Khatami essaie de recoller les morceaux
Un ancien président de la République islamique d’Iran en visite aux États-Unis : le fait est peu banal, inédit même. Mohamed Khatami a entamé, le 31 août, un voyage d’une douzaine de jours à travers le territoire américain, à l’invitation de l’Alliance des civilisations des Nations unies, une fondation pour le dialogue des cultures dont il est un des membres éminents. L’ex-président réformateur s’est vu accorder un visa par le département d’État, qui n’a imposé aucune restriction à ses déplacements. Il arrive en effet que des dirigeants iraniens se rendent à New York pour assister à l’Assemblée générale de l’ONU, mais ils ne sont généralement pas autorisés à quitter un rayon d’une quarantaine de kilomètres autour du siège des Nations unies.
Khatami a fait une intervention remarquée devant le congrès annuel de la Société islamique d’Amérique du Nord, à Chicago. Il devait aussi s’exprimer devant le Conseil des relations américano-islamiques de Washington le 8 septembre, et clôturer son périple, le 10, par un discours à l’université Harvard, dans le Massachusetts. Un temps envisagée, une rencontre à Atlanta avec l’ancien président démocrate Jimmy Carter (1976-1980) n’est plus à l’ordre du jour. Officiellement, pour des raisons d’agenda. Carter était président des États-Unis pendant la prise d’otages, longue de 444 jours, à l’ambassade américaine en Iran, qui lui a coûté sa réélection. Le retentissement politique d’une rencontre aussi symbolique aurait été énorme, et c’est sans doute ce qui a fait reculer l’ex-dirigeant iranien, soucieux de ne pas prêter le flanc aux critiques des ultraconservateurs de son pays, qui l’accusent régulièrement de vouloir brader l’héritage de l’ayatollah Khomeiny, l’instigateur de la prise d’otages à l’origine de la rupture des relations diplomatiques entre les deux États. L’ancien président réformateur n’a pas eu de contacts avec de hauts responsables, mais il a multiplié les entretiens avec la presse. Pesant ses mots, et précisant à ses interlocuteurs que ses propos reflétaient la politique iranienne, il s’est très nettement démarqué de son dogmatique successeur, Mahmoud Ahmadinejad (qui veut « rayer Israël de la carte du monde ») et a expliqué aux journalistes du Financial Times (édition du 5 septembre) que l’Iran n’excluait pas de coexister avec l’État hébreu : « C’est aux Palestiniens de choisir. À partir du moment où ils se seront ralliés, par référendum, à l’idée de deux États vivant côte à côte, et où leurs droits nationaux seront respectés, l’Iran ne verrait aucune objection à cela. »

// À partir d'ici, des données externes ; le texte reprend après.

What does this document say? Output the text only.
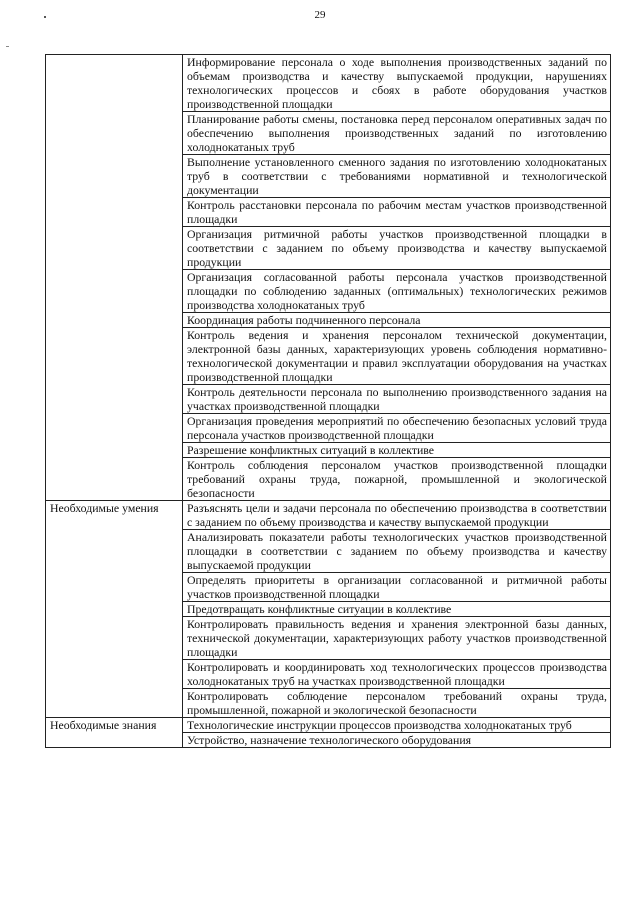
29
	Информирование персонала о ходе выполнения производственных заданий по объемам производства и качеству выпускаемой продукции, нарушениях технологических процессов и сбоях в работе оборудования участков производственной площадки
	Планирование работы смены, постановка перед персоналом оперативных задач по обеспечению выполнения производственных заданий по изготовлению холоднокатаных труб
	Выполнение установленного сменного задания по изготовлению холоднокатаных труб в соответствии с требованиями нормативной и технологической документации
	Контроль расстановки персонала по рабочим местам участков производственной площадки
	Организация ритмичной работы участков производственной площадки в соответствии с заданием по объему производства и качеству выпускаемой продукции
	Организация согласованной работы персонала участков производственной площадки по соблюдению заданных (оптимальных) технологических режимов производства холоднокатаных труб
	Координация работы подчиненного персонала
	Контроль ведения и хранения персоналом технической документации, электронной базы данных, характеризующих уровень соблюдения нормативно-технологической документации и правил эксплуатации оборудования на участках производственной площадки
	Контроль деятельности персонала по выполнению производственного задания на участках производственной площадки
	Организация проведения мероприятий по обеспечению безопасных условий труда персонала участков производственной площадки
	Разрешение конфликтных ситуаций в коллективе
	Контроль соблюдения персоналом участков производственной площадки требований охраны труда, пожарной, промышленной и экологической безопасности
Необходимые умения	Разъяснять цели и задачи персонала по обеспечению производства в соответствии с заданием по объему производства и качеству выпускаемой продукции
	Анализировать показатели работы технологических участков производственной площадки в соответствии с заданием по объему производства и качеству выпускаемой продукции
	Определять приоритеты в организации согласованной и ритмичной работы участков производственной площадки
	Предотвращать конфликтные ситуации в коллективе
	Контролировать правильность ведения и хранения электронной базы данных, технической документации, характеризующих работу участков производственной площадки
	Контролировать и координировать ход технологических процессов производства холоднокатаных труб на участках производственной площадки
	Контролировать соблюдение персоналом требований охраны труда, промышленной, пожарной и экологической безопасности
Необходимые знания	Технологические инструкции процессов производства холоднокатаных труб
	Устройство, назначение технологического оборудования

Mohamed Khatami a aussi insisté sur le fait que c’était le Guide Ali Khamenei, et personne d’autre, qui déterminait les grandes orientations de politique étrangère. Inflexible sur la question du nucléaire – son pays ne renoncera jamais à son droit à l’enrichissement de l’uranium -, il a mis en garde les Américains, au cas où ils seraient tentés de reproduire avec l’Iran l’erreur qu’ils ont commise en Irak : « Les conséquences seraient alors infiniment plus douloureuses »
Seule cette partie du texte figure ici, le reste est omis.